My relationship with Valley Transit began 15 years ago. The disease that confined me to a wheelchair also took away my driver's license.
At first, I relied on family and friends for transportation. This proved to be problematic since understandably rides were available on a limited basis. I needed more independence.
Fortunately I was referred to Dial-a-Ride, and thus began my experience with public transportation. While I had used transit systems when living in metropolitan areas such as San Diego, it was a matter of convenience not necessity.
While Dial-a-Ride has, and continues to be, a service I rely on it does have requirements that make the fixed routes necessary for a more independent life.
Fortunately for me the circulator in College Place goes right by my house. Unfortunately, if the February referendum fails to pass, that route will cease to exist.
My neighbor, a senior citizen, depends on the bus to do her grocery shopping. Living alone is enough of a challenge, having safe and dependable public transportation may seem like a little thing to some but not to her. It's a quality of life issue plain and simple.

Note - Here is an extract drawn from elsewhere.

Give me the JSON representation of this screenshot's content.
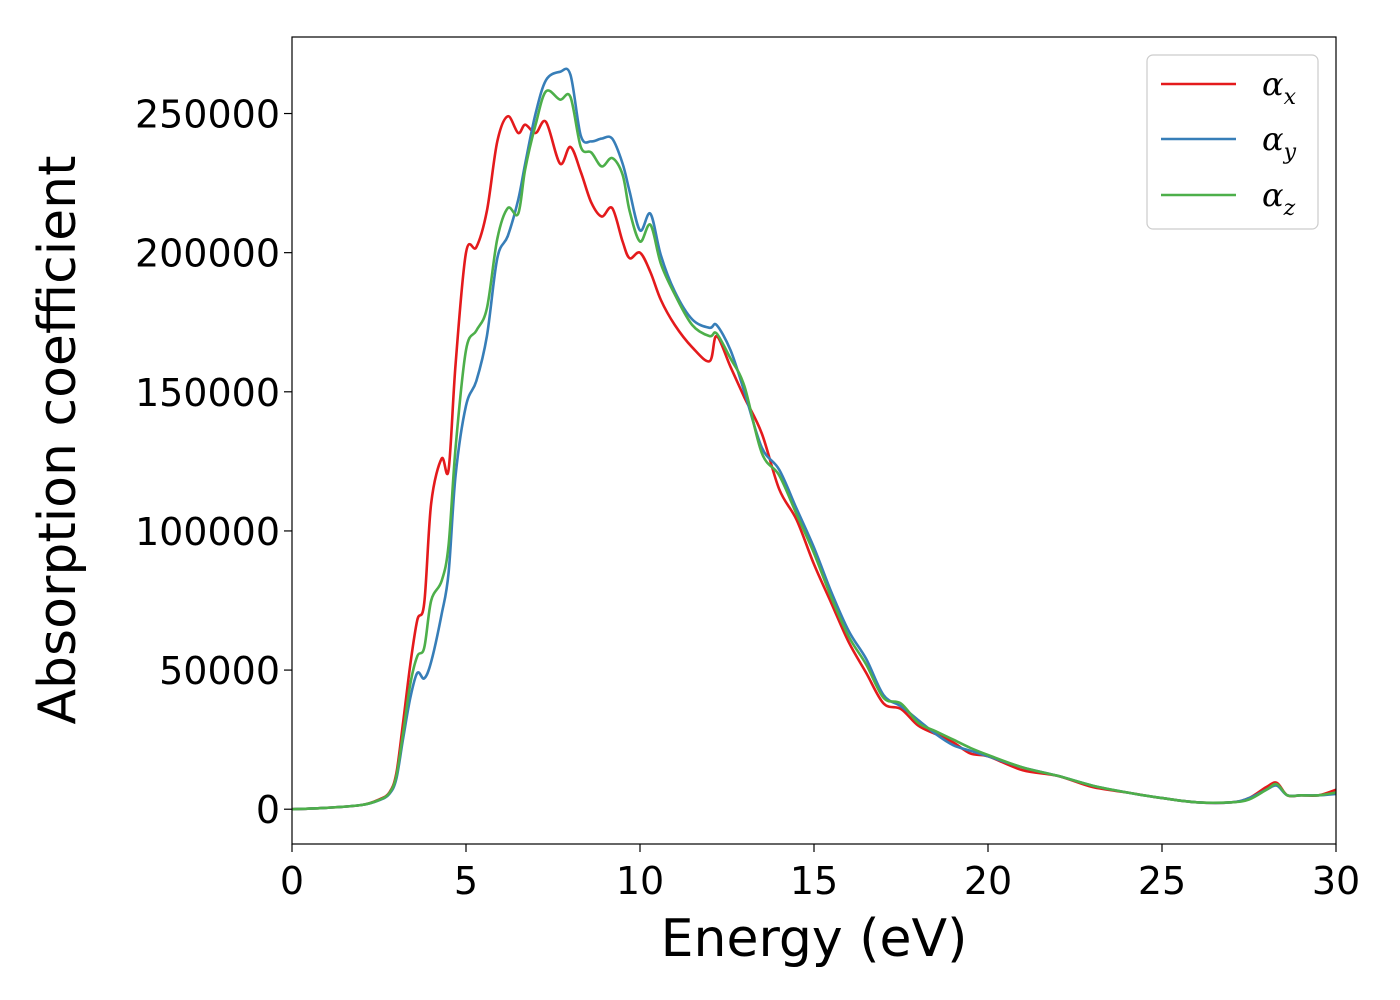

While our community of riders is diverse; from students attending Wa-Hi or the community college to veterans like myself with appointments at the VA Medical Center to families with a limited income, we have one thing in common. We rely on Valley Transit for our transportation needs.
A fully functioning transit system benefits everyone in the area. It reduces traffic, fuel consumption and pollution. It increases independence and provides safe, reliable transportation for all who choose to use it.
Walla Walla and College Place have been served well by the men and women of Valley Transit.
The referendum is not out of line, it brings Valley Transit up to the level currently received by most systems across the state. I feel confident that the value of the service provided is second to none and worthy of our support.